The return of these corporate flyers is very good news for the industry. The business travel recovery as a whole has lagged behind leisure flyers, who have come back in droves since the summer of 2020. But although holidaygoers and those visiting friends and relatives have helped fill aircraft, they have done so at lower fares than are typically paid by road warriors. This has made the return of corporate travel one of the biggest watched items for airlines, and the return the big tech firms a significant hurdle for carriers like Alaska and United Airlines, which rely heavily on demand in the major tech hubs.
Roughly 70 percent of 2019 corporate demand has returned, Alaska CEO Ben Minicucci said. This compares with the already fully recovered leisure segment at the airline. And Harrison said the return of business travelers helped drive yield improvements in the first quarter, when they rose to up 9 percent in March compared with three years earlier from an average of up 3.5 percent across the entire three-month period.
Alaska’s new codeshare with American Airlines and membership in the Oneworld alliance have “opened up a lot of doors” for new corporate customers, said Harrison. However, he could not say how much this benefitted Alaska in the first quarter, and said he anticipated a clearer view by the September quarter.
Alaska is not alone in seeing business travelers flock back to the skies. Systemwide corporate demand at American hit 80 percent in the first quarter, and is forecast to rise to 90 percent by June. Similarly, United executives have said business demand was 70 percent of 2019 levels in the first quarter, but had risen to 80 percent by March.
But even as road warriors return, staffing constraints have put the brakes on Alaska’s recovery. The airline plans to fly 6-9 percent less passenger capacity than in 2019 during the second quarter, and revised down its full-year capacity outlook to flat to down 3 percent year-over-three-years from up 1-3 percent just a month ago. The main issue is pilot staffing and training that bubbled over into a higher number of flight cancellations at Alaska earlier in April.
“It’s a question of how we get the pilots through the schoolhouse, and out on the line,” said Minicucci. Alaska is meeting its target of hiring 600 mainline pilots and a “couple of hundred” for its regional subsidiary Horizon Air this year, he added.

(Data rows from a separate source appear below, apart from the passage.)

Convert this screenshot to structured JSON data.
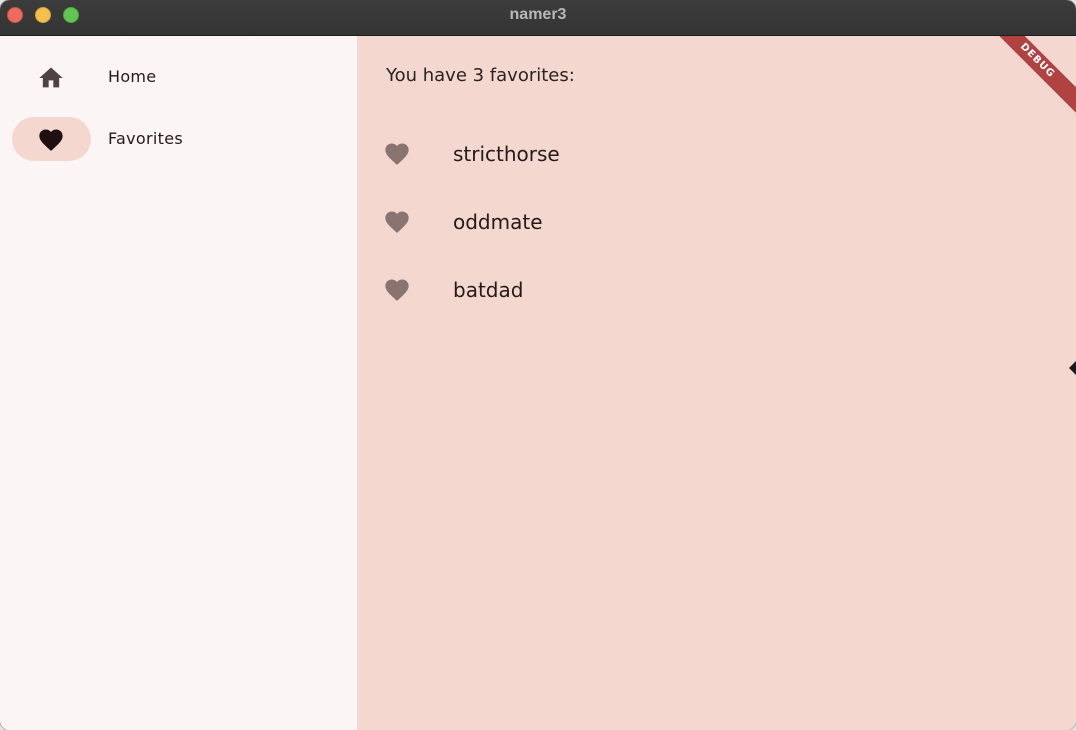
{
  "window": {
    "title": "namer3"
  },
  "nav": {
    "items": [
      {
        "label": "Home",
        "icon": "home-icon",
        "selected": false
      },
      {
        "label": "Favorites",
        "icon": "heart-icon",
        "selected": true
      }
    ]
  },
  "favorites": {
    "heading": "You have 3 favorites:",
    "items": [
      {
        "name": "stricthorse",
        "icon": "heart-icon"
      },
      {
        "name": "oddmate",
        "icon": "heart-icon"
      },
      {
        "name": "batdad",
        "icon": "heart-icon"
      }
    ]
  },
  "debug_banner": "DEBUG",
  "colors": {
    "rail_background": "#fcf5f5",
    "content_background": "#f4d8cf",
    "indicator": "#f4d8cf",
    "favorite_icon": "#8a7471",
    "ribbon": "#b04242"
  }
}
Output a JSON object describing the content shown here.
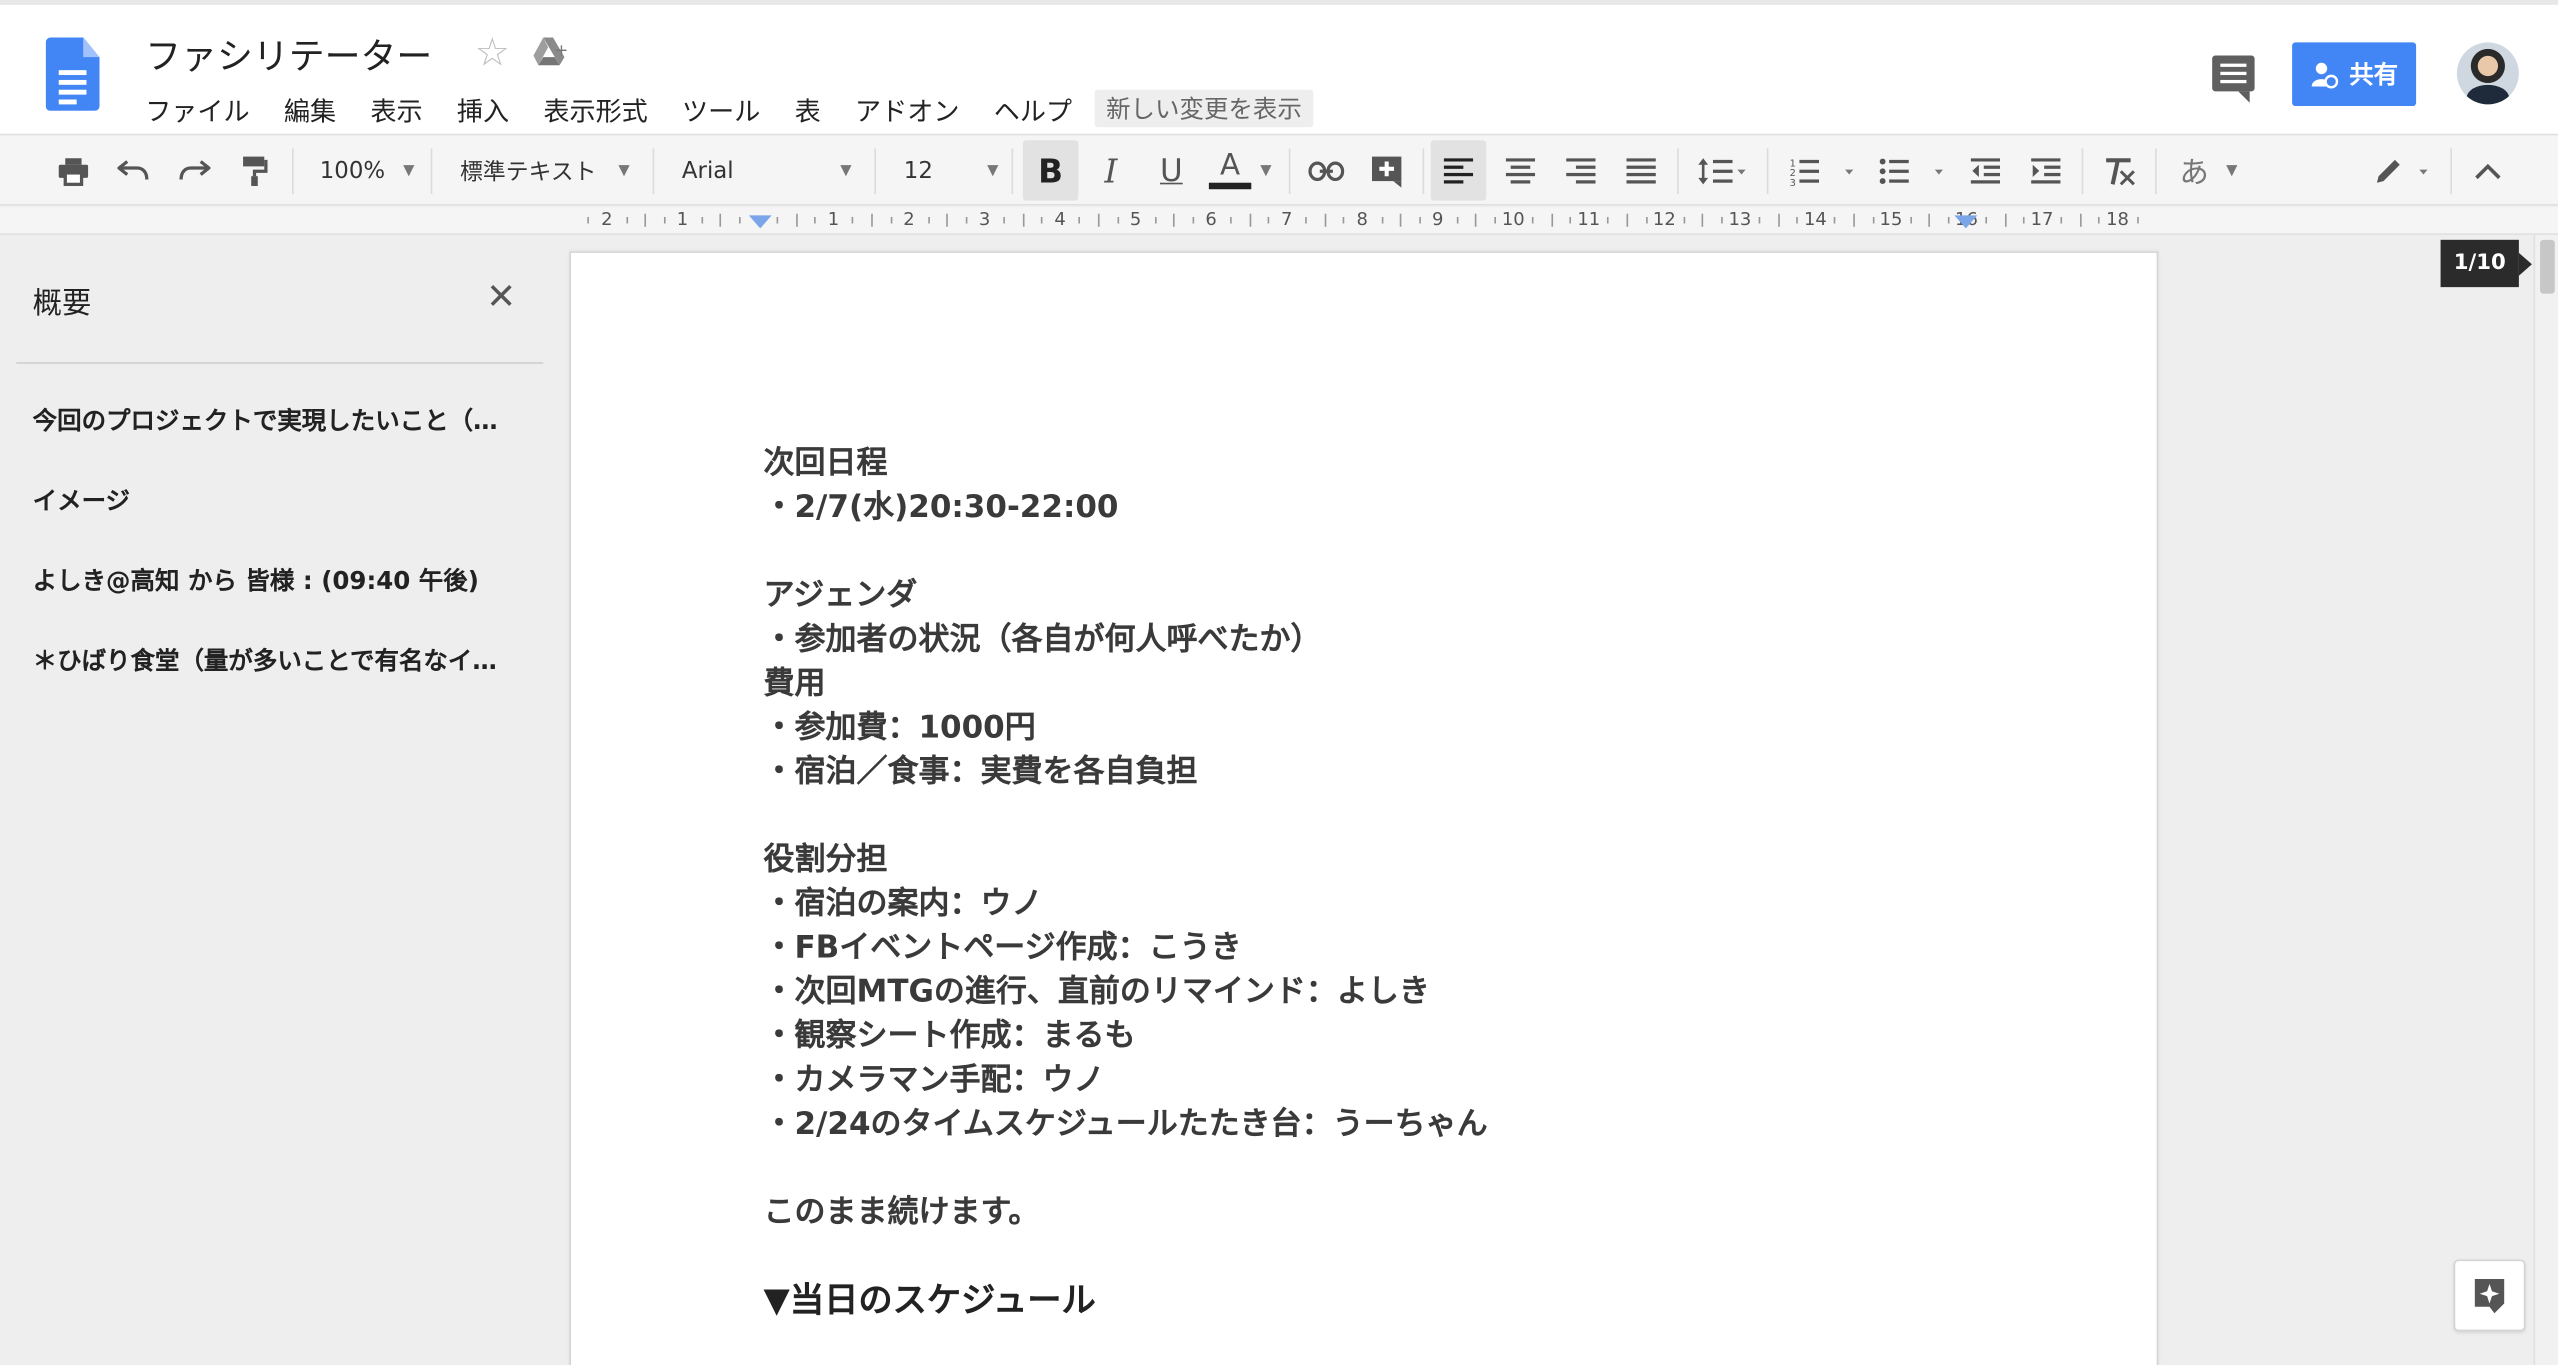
{
  "header": {
    "doc_title": "ファシリテーター",
    "menu": [
      "ファイル",
      "編集",
      "表示",
      "挿入",
      "表示形式",
      "ツール",
      "表",
      "アドオン",
      "ヘルプ"
    ],
    "new_changes": "新しい変更を表示",
    "share_label": "共有"
  },
  "toolbar": {
    "zoom": "100%",
    "style": "標準テキスト",
    "font": "Arial",
    "font_size": "12",
    "bold": "B",
    "italic": "I",
    "underline": "U",
    "text_color": "A",
    "input_tools": "あ"
  },
  "ruler": {
    "labels": [
      "2",
      "1",
      "",
      "1",
      "2",
      "3",
      "4",
      "5",
      "6",
      "7",
      "8",
      "9",
      "10",
      "11",
      "12",
      "13",
      "14",
      "15",
      "16",
      "17",
      "18"
    ]
  },
  "outline": {
    "title": "概要",
    "items": [
      "今回のプロジェクトで実現したいこと（…",
      "イメージ",
      "よしき@高知 から 皆様 : (09:40 午後)",
      "＊ひばり食堂（量が多いことで有名なイ…"
    ]
  },
  "page_badge": "1/10",
  "document": {
    "lines": [
      "次回日程",
      "・2/7(水)20:30-22:00",
      "",
      "アジェンダ",
      "・参加者の状況（各自が何人呼べたか）",
      "費用",
      "・参加費：1000円",
      "・宿泊／食事：実費を各自負担",
      "",
      "役割分担",
      "・宿泊の案内：ウノ",
      "・FBイベントページ作成：こうき",
      "・次回MTGの進行、直前のリマインド：よしき",
      "・観察シート作成：まるも",
      "・カメラマン手配：ウノ",
      "・2/24のタイムスケジュールたたき台：うーちゃん",
      "",
      "このまま続けます。",
      "",
      "▼当日のスケジュール"
    ]
  },
  "colors": {
    "brand_blue": "#4285f4",
    "text_color_bar": "#222222"
  },
  "icons": [
    "docs-logo-icon",
    "star-icon",
    "drive-icon",
    "comment-icon",
    "share-person-icon",
    "print-icon",
    "undo-icon",
    "redo-icon",
    "paint-format-icon",
    "link-icon",
    "insert-comment-icon",
    "align-left-icon",
    "align-center-icon",
    "align-right-icon",
    "justify-icon",
    "line-spacing-icon",
    "numbered-list-icon",
    "bulleted-list-icon",
    "decrease-indent-icon",
    "increase-indent-icon",
    "clear-formatting-icon",
    "pencil-icon",
    "collapse-icon",
    "close-icon",
    "explore-icon"
  ]
}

Alaska is confident in the supply of new pilots, said Minicucci. The airline has roughly 500 trainees working through in its existing pipeline, which includes the recently opened Ascend Pilot Academy flight training school and other pathway programs. In addition, Alaska backs efforts by Airlines for America (A4A), the Regional Airline Association (RAA), and other trade groups to boost federal financial assistance for pilot training.
“Now, you have to take destiny into your own hands,” said Minicucci of airlines’ pilot supply efforts.
Alaska reported a net loss of $143 million in the first quarter. Revenues were down 10 percent to $1.7 billion on a nearly 2 percent increase in expenses to $1.9 billion compared to 2019. Executives attributed the increase primarily to $75 million in charges related to the early retirement of Alaska’s Airbus A320s, as well as higher labor costs. Unit revenues increased less than 1 percent year-over-three-years on a 17 percent increase in unit costs excluding fuel. Alaska paid an average of $2.62 per gallon for fuel in the first quarter, up 16 percent from the fourth quarter.
Looking ahead, Alaska maintains its forecast of profits in the second quarter and for the full year. Total revenues are forecast to increase 5-8 percent compared to 2019 in the second quarter, though unit costs excluding fuel are expected to jump 16-19 percent year-over-three-years. Fuel expenses are forecast to rise at least 14 percent from the first quarter.